Most users use a RAID system because they want to survive a disk failure. I don't know for what you need to use RAID? If you insist using a RAID and can not go the hardware path then looking at the LVM2 mirror/stripe option could be an possibility, since MD RAID has the issue on your Proxmox VE installation. So why not trying it? You should have a look at LVM mirror/stripe option. I would not be surprised if it would not be faster the MD RAID.
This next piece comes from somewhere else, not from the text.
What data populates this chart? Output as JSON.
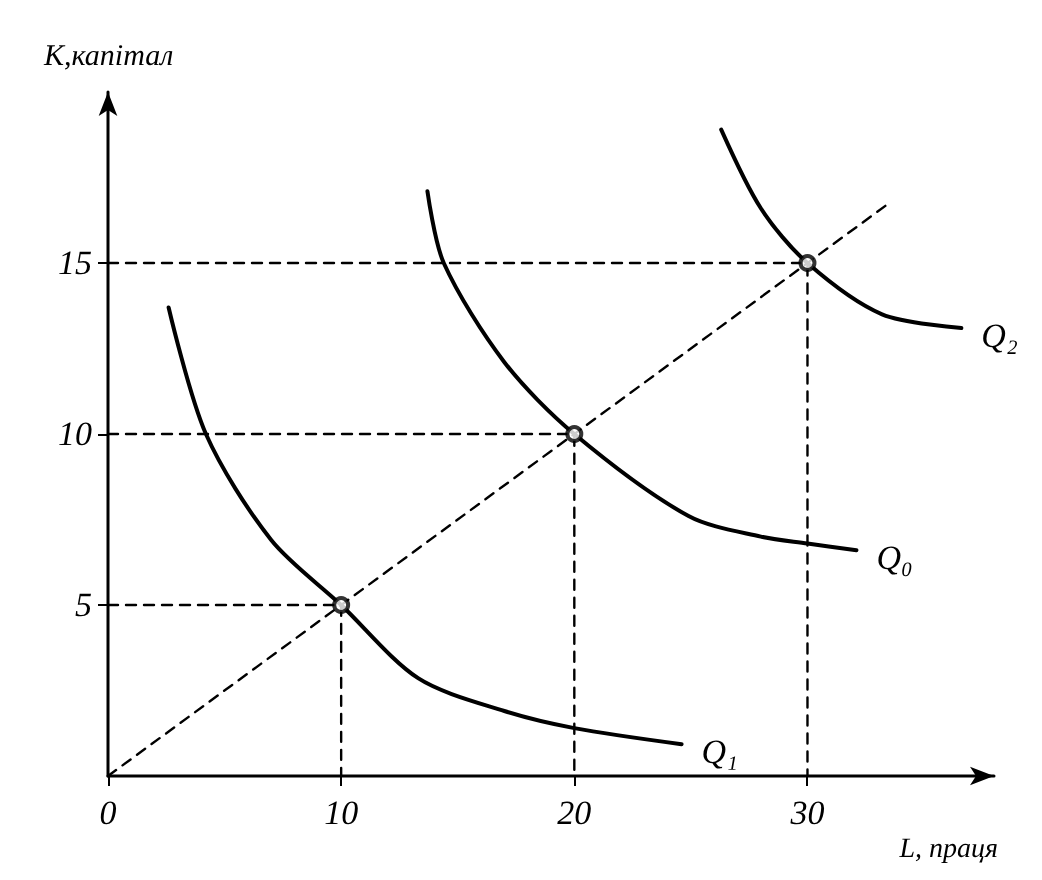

And actually, because we boot off SSD and use LVM on top of mdadm for VM storage / backup, there are _no_ configuration changes required upon update.
That is good.

That's an odd statement. Other than Proxmox, we use mdadm without issue in many mission-critical storage roles. It's extremely mature, and until we ran into this issue, we'd never had a stability issue with it. "Software RAID", as in fakeraid, deserves its reputation as "cheap", but Linux mdadm is no consumer toy.
Don't get me wrong. I use MD RAID since ages. You don't need to advertise the benefit of MD RAID to me.

That being said, I respect the Proxmox team's right to choose whatever technologies they would like to support, of course. I just wish they took mdadm more seriously, as its use is quite widespread in the industry (even internally on many SAN boxes).
I don't use Proxmox VE. I just have installed it on a Hetzner box for a friend. And he insisted in mirroring the storage. Off course it is easy as 1-2-3 to convert that Proxmox installation to be on top of MD RAID. But since I read here that MD RAID is not well supported I decided to go the LVM2 path. He wanted to have the additional security against a disk failure. And since MD RAID is somehow not a option with Proxmox VE and a HW RAID is not something that he wants to go (for now) then using LVM2 mirror/stripe is at least better then no RAID at all.